Whatever the financial investment and other resources that might be needed and involved in order to help provide programs and classes along these lines would be well worth it. Society at large would benefit as well. If we as a society hope to sow and impart knowledge as well as aiding in the growing of wisdom, and then collectively reap the results, we have to be willing to do what is required to plant the seeds and fertilize the process in a fashion that benefits as many as possible.

If we do not, then the underlying causes as well as the ongoing cycle(s) of poverty, addiction, crime, homelessness and hopelessness will never be effectively dealt with and eventually broken, no matter how much funding and other assistance programs are made available in an attempt to do so.

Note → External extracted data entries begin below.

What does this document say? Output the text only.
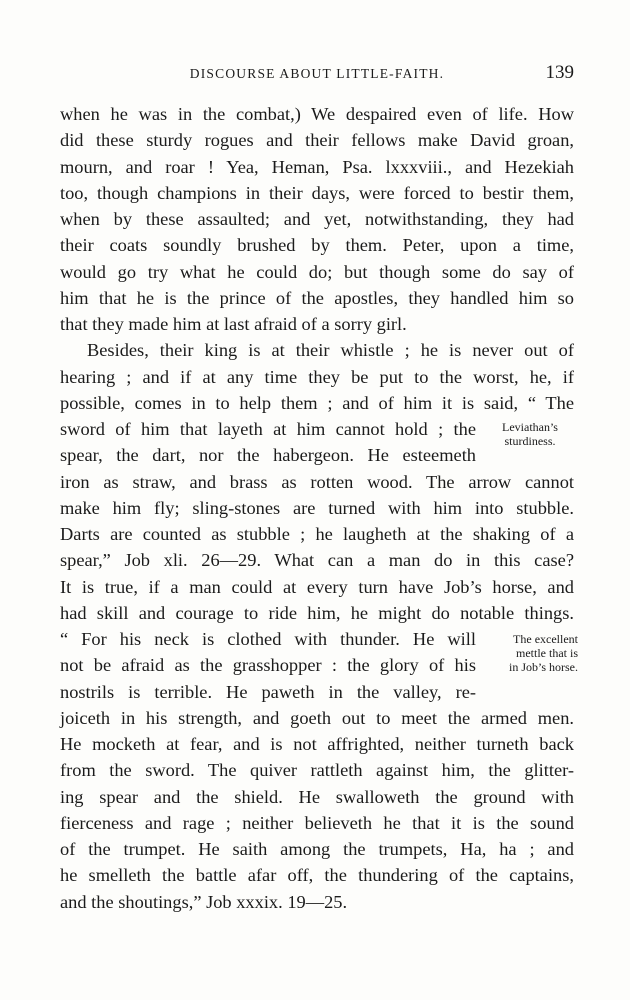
DISCOURSE ABOUT LITTLE-FAITH.	139
when he was in the combat,) We despaired even of life. How
did these sturdy rogues and their fellows make David groan,
mourn, and roar ! Yea, Heman, Psa. lxxxviii., and Hezekiah
too, though champions in their days, were forced to bestir them,
when by these assaulted; and yet, notwithstanding, they had
their coats soundly brushed by them. Peter, upon a time,
would go try what he could do; but though some do say of
him that he is the prince of the apostles, they handled him so
that they made him at last afraid of a sorry girl.
Besides, their king is at their whistle ; he is never out of
hearing ; and if at any time they be put to the worst, he, if
possible, comes in to help them ; and of him it is said, “ The
sword of him that layeth at him cannot hold ; the
spear, the dart, nor the habergeon. He esteemeth
iron as straw, and brass as rotten wood. The arrow cannot
make him fly; sling-stones are turned with him into stubble.
Darts are counted as stubble ; he laugheth at the shaking of a
spear,” Job xli. 26—29. What can a man do in this case?
It is true, if a man could at every turn have Job’s horse, and
had skill and courage to ride him, he might do notable things.
“ For his neck is clothed with thunder. He will
not be afraid as the grasshopper : the glory of his
nostrils is terrible. He paweth in the valley, re-
joiceth in his strength, and goeth out to meet the armed men.
He mocketh at fear, and is not affrighted, neither turneth back
from the sword. The quiver rattleth against him, the glitter-
ing spear and the shield. He swalloweth the ground with
fierceness and rage ; neither believeth he that it is the sound
of the trumpet. He saith among the trumpets, Ha, ha ; and
he smelleth the battle afar off, the thundering of the captains,
and the shoutings,” Job xxxix. 19—25.
Leviathan’s
sturdiness.
The excellent
mettle that is
in Job’s horse.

It has been my observation over the years that when there are others who believe in the future of those most in need and also have faith in them, including that their hopes can be realized and their dreams achieved, such persons are in a much better position to be able to begin to do so as well.

Although those previous advocacy efforts of mine a decade or so ago were not successful, it is still my hope that collegiate-level courses in the humanities will eventually be offered, whether in classroom settings or online when and where feasible (or both), on a voluntary and free basis to those who could greatly benefit from these.

Morgan W. Brown is a recently appointed member of the Vermont Council on Homelessness. The opinions expressed above are solely his own and represent none other.